茶臼山古墳(柳井市)
 高校生の頃、社会科の先生から幾度となく聞かされた、茶臼山古墳。
 どこにあるかとか、発見された経緯だとか、たくさんの埴輪や副葬品のことなど、
だいたいのことは聞いて知っていたのだが、在学中も卒業後も、今まで1度として訪れたことはなかった。

 その、懐かしくも初めての茶臼山古墳を、今日は訪れた。

 何と、平成6年に大工事が行われ、今のような公園の形に整備、復元されていた。

ここが入り口

 瀬戸内海に向かって、たくさんの埴輪が並ぶ。

4世紀末から5世紀初めに造られた前方後円墳
県下2番目の大きさ

 全長約90メートルで、県内第2の大きさ 

古墳全体を覆う葺石

茶臼山古墳資料館
 副葬品は、大鏡、矢じり、剣、刀、勾玉、管玉など。
 そのうち、単頭双胴怪獣鏡(大鏡)は直径44.8センチで、古墳から出土した鏡では日本最大。

【2015年3月8日再訪】

日本最大の「単頭双胴怪獣鏡」のレプリカ
本物は東京国立博物館にある。




漢字が書かれていたから、これだけが中国製だと分かったのだそうだ。
館長さんから、中国では鏡は実用品だが、日本では貴重品でより大切にされていたと説明された。




柳井市・平生町・田布施町の低地一帯は、かつては海峡(古柳井水道)だったことが分かっている。
付近にも前方後円墳がいくつかあるが、それらは茶臼山古墳に関わる「熊毛王(くまげのおう)」達の古墳なのだそうだ。

4世紀から6世紀にかけて、海から見えるように造られ、ここを航海する船に自分達の権力の大きさを誇示したのだという。

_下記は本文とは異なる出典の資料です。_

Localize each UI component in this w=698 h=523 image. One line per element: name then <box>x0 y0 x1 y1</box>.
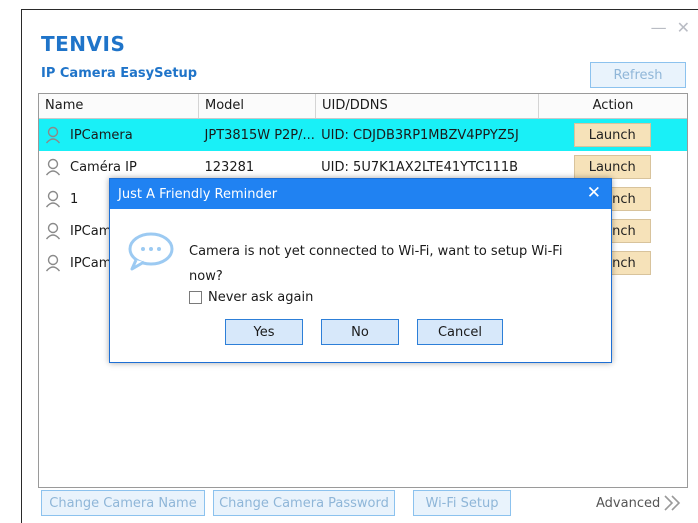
advanced-link[interactable]: Advanced <box>596 494 682 512</box>
never-ask-checkbox[interactable]: Never ask again <box>189 290 313 305</box>
change-camera-name-button[interactable]: Change Camera Name <box>41 490 205 516</box>
wifi-setup-button[interactable]: Wi-Fi Setup <box>413 490 511 516</box>
camera-uid: UID: CDJDB3RP1MBZV4PPYZ5J <box>321 127 519 143</box>
table-header: Name Model UID/DDNS Action <box>39 94 687 119</box>
column-header-model[interactable]: Model <box>199 94 316 118</box>
chat-bubble-icon <box>128 232 174 271</box>
table-row[interactable]: IPCamera JPT3815W P2P/... UID: CDJDB3RP1… <box>39 119 687 151</box>
camera-name: 1 <box>70 191 79 207</box>
advanced-label: Advanced <box>596 495 661 511</box>
window-controls: — ✕ <box>651 18 690 37</box>
camera-model: JPT3815W P2P/... <box>204 127 315 143</box>
camera-name: IPCam <box>70 255 112 271</box>
dialog-titlebar: Just A Friendly Reminder ✕ <box>110 179 611 209</box>
close-icon[interactable]: ✕ <box>677 18 690 37</box>
app-title: IP Camera EasySetup <box>41 66 198 81</box>
camera-name: Caméra IP <box>70 159 137 175</box>
camera-user-icon <box>45 190 61 208</box>
dialog-title: Just A Friendly Reminder <box>118 186 278 202</box>
camera-user-icon <box>45 254 61 272</box>
launch-button[interactable]: Launch <box>573 155 651 179</box>
camera-name: IPCamera <box>70 127 133 143</box>
camera-user-icon <box>45 222 61 240</box>
checkbox-label: Never ask again <box>208 290 314 305</box>
camera-name: IPCam <box>70 223 112 239</box>
camera-model: 123281 <box>204 159 255 175</box>
change-camera-password-button[interactable]: Change Camera Password <box>213 490 395 516</box>
refresh-button[interactable]: Refresh <box>590 62 686 88</box>
checkbox-box[interactable] <box>189 291 202 304</box>
column-header-name[interactable]: Name <box>39 94 199 118</box>
column-header-action: Action <box>592 98 634 113</box>
camera-uid: UID: 5U7K1AX2LTE41YTC111B <box>321 159 519 175</box>
double-chevron-right-icon <box>664 495 681 511</box>
minimize-icon[interactable]: — <box>651 18 667 37</box>
dialog-message: Camera is not yet connected to Wi-Fi, wa… <box>189 244 563 284</box>
camera-user-icon <box>45 158 61 176</box>
dialog-close-icon[interactable]: ✕ <box>587 183 601 203</box>
bottom-toolbar: Change Camera Name Change Camera Passwor… <box>41 490 519 516</box>
dialog-buttons: Yes No Cancel <box>225 319 503 345</box>
cancel-button[interactable]: Cancel <box>417 319 503 345</box>
launch-button[interactable]: Launch <box>573 123 651 147</box>
reminder-dialog: Just A Friendly Reminder ✕ Camera is not… <box>109 178 612 363</box>
camera-user-icon <box>45 126 61 144</box>
yes-button[interactable]: Yes <box>225 319 303 345</box>
no-button[interactable]: No <box>321 319 399 345</box>
brand-logo: TENVIS <box>41 32 126 56</box>
column-header-uid[interactable]: UID/DDNS <box>316 94 539 118</box>
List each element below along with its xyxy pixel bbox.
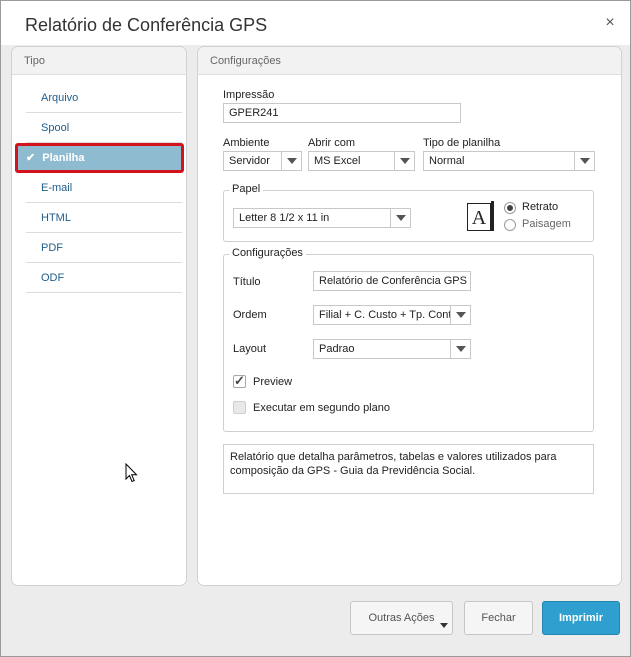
ordem-label: Ordem (233, 309, 267, 321)
ambiente-value: Servidor (229, 155, 270, 167)
outras-acoes-button[interactable]: Outras Ações (350, 601, 453, 635)
layout-value: Padrao (319, 343, 355, 355)
tipo-planilha-label: Tipo de planilha (423, 137, 501, 149)
papel-fieldset: Papel Letter 8 1/2 x 11 in A Retrato Pai… (223, 183, 594, 242)
tipo-panel-header: Tipo (12, 47, 186, 75)
chevron-down-icon[interactable] (450, 306, 470, 324)
segundo-plano-label: Executar em segundo plano (253, 402, 390, 414)
tipo-item-label: Arquivo (41, 92, 79, 104)
ambiente-select[interactable]: Servidor (223, 151, 302, 171)
retrato-radio[interactable] (504, 202, 516, 214)
preview-label: Preview (253, 376, 293, 388)
papel-legend: Papel (229, 183, 264, 195)
fechar-label: Fechar (481, 612, 516, 624)
abrir-com-select[interactable]: MS Excel (308, 151, 415, 171)
tipo-item-label: Planilha (42, 152, 85, 164)
papel-size-value: Letter 8 1/2 x 11 in (239, 212, 330, 224)
portrait-page-icon: A (467, 201, 494, 231)
checkmark-icon: ✓ (234, 373, 245, 388)
report-dialog: Relatório de Conferência GPS × Tipo Arqu… (0, 0, 631, 657)
tipo-item-html[interactable]: HTML (26, 203, 182, 233)
chevron-down-icon[interactable] (281, 152, 301, 170)
ambiente-label: Ambiente (223, 137, 270, 149)
tipo-list: Arquivo Spool ✔ Planilha E-mail HTML PDF (12, 83, 186, 293)
preview-checkbox[interactable]: ✓ (233, 373, 246, 388)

円筒埴輪、朝顔形埴輪、壺形埴輪、器台形埴輪、蓋形埴輪、家形埴輪


 竪穴式石棺の蓋に使われていた実際の石。↑


神花山古墳(平生町)
 県指定文化財、神花山古墳の入り口。ここは標高39mの神花山の頂に築かれた前方後円墳で、全長30.3m
 後円部の箱式石棺。ここから、ほぼ全身の女性人骨が発見された。古墳時代にこの地に君臨した豪族の首長であったと言われている。頭骨以外は占領軍に持ち去られたそうだ。大切な日本の遺産だ。返してほしい。

神花山女王像
回天記念碑
 ここにも人間魚雷「回天」の特攻基地があった


白鳥古墳(平生町)
 山口県最大の前方後円墳で、全長120m、前方部幅62m、後円部直径64m、高さ8m
 今は白鳥神社が建っていて、古墳の形はよく分からない。



平生〜柳井の海
 
 何とも神懸かり的な風景!
 ここは早くから文明が栄えた地域で、岩田遺跡(平生町)では縄文時代から弥生時代前期までの遺物が多数出土。
 「やっぱ、こんなきれいな所だもの、人、住むよね〜。」
 
 瀬戸内海の「きれい」が凝縮されたような景色だ。